La maison de Saint Rémy où vivaient Luca et sa maman
La maison de Saint Rémy où vivaient Luca et sa maman © Radio France - Thomas Nougaillon

"Je ne sais pas pourquoi j'ai fait ça". Confondue par les éléments de l'enquête, la mère de Luca, 8 ans, a enfin avoué avoir étouffé son fils, au premier jour de son procès devant les assises de Saône-et-Loire.  

Des aveux tardifs et douloureux

"Je suis coupable... C'est moi qui... ai tué mon fils... mon bébé", balbutie Catherine De Conto, 52 ans, entre larmes et hoquets. "Je suis désolée maman. Je suis désolée tout le monde. Pardon!", crie-t-elle avant de s'effondrer en larmes, provoquant une suspension de séance.  

Le 5 février 2018, Luca était découvert mort dans la maisonnette HLM de sa mère, à Saint-Rémy en Saône-et-Loire, dans la banlieue de Chalon-sur-Saône. L'enfant, étouffé, avait été retrouvé la tête emprisonnée d'un sac plastique. Sa mère, qui avait alerté la police, avait expliqué qu'en pleine nuit deux cambrioleurs encagoulés avaient fait irruption chez elle, l'avaient molestée, puis s'en étaient pris à son fils avant de fuir. Elle n'a jamais changé de version mais les enquêteurs ont accumulé les doutes et n'ont jamais pu découvrir aucun élément susceptible de confirmer la thèse de l'accusée.  

L'instruction s'était en particulier étonnée des déclarations "évolutives" de Mme De Conto, qui ne pouvaient notamment expliquer des traces de griffures fines à ses bras, comme celles d'un enfant, avant de les imputer à des coups de couteau des "cambrioleurs". 

Une simulacre de cambriolage

Au fil de l'enquête, la mère avait de plus porté des accusations "maladroites", affirmant que les "cambrioleurs" étaient en fait des consommateurs de stupéfiants qui auraient fait irruption dans son garage pour récupérer de la drogue qu'ils y avaient cachée.   

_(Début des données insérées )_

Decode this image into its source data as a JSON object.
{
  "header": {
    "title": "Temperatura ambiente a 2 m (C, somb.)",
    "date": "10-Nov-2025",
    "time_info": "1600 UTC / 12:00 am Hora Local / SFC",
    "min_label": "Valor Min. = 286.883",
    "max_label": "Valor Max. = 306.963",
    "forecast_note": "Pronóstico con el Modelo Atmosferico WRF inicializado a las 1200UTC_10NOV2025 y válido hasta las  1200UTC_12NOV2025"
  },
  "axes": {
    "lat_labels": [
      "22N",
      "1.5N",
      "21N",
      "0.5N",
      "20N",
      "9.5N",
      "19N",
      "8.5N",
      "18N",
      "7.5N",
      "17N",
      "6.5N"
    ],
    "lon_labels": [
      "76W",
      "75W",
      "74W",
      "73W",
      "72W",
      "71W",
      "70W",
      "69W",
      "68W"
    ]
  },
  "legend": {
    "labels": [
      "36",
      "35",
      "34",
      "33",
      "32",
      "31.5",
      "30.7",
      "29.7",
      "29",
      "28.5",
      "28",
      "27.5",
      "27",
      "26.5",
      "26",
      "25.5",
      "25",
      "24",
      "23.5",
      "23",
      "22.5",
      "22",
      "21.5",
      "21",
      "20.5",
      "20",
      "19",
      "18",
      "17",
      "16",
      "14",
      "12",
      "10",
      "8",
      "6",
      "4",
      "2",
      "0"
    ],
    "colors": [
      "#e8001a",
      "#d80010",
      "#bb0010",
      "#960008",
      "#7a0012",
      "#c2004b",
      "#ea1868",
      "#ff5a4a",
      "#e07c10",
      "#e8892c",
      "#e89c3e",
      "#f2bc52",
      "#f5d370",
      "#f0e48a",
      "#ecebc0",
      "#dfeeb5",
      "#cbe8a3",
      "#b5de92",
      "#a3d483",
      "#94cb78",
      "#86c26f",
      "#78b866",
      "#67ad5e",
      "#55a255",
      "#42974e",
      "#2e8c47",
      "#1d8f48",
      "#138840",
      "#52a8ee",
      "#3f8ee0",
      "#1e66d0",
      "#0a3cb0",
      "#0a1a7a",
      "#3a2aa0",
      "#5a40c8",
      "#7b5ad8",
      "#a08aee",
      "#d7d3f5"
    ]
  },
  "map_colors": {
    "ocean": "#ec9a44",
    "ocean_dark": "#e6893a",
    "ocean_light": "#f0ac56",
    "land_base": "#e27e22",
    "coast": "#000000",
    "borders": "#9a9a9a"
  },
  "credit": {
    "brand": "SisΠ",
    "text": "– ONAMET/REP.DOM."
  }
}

À l'appui de sa thèse, Mme De Conto avait déposé un message anonyme au journal local où il était écrit : "des agresseurs sont venus chercher quelque chose..."  Rien n'avait de plus été volé dans la modeste maison, et le désordre qui y régnait après les faits ressemblait plus à un "simulacre" de fouille, selon l'acte d'accusation.

Les enquêteurs se sont aussi étonnés que toutes les portes de la maison étaient fermées lors de l'arrivée des secours : pourquoi des cambrioleurs en fuite auraient pris la précaution de les refermer ? Et le sac en plastique ? Pourquoi ce choix de l'arme par des cambrioleurs qui auraient facilement pu faire taire le garçon avec leurs propres mains ?  

Des confidences de Luca à sa sœur

La fille aînée de Mme De Conto, demi-sœur de Luca âgée de 26 ans, accablait sa mère en se souvenant des confidences du petit garçon qui, en 2017, lui avait dit que sa mère "avait voulu l'étouffer". "Maman veut que je meure", avait confessé Luca, a déclaré sa demi-sœur dans son audition lue lors du procès.  

Juste après la lecture de l'acte d'accusation, la présidente Caroline Podevin interpelle l'accusée, mais celle-ci s'effondre immédiatement dans des aveux désordonnés. La suite du procès devra donc déterminer les circonstances et surtout le mobile de l'acte : la mère, dépressive, consommait de nombreux médicaments, mais les experts psychiatriques n'ont révélé chez elle aucun antécédent susceptible d'expliquer le meurtre. Le verdict est attendu vendredi.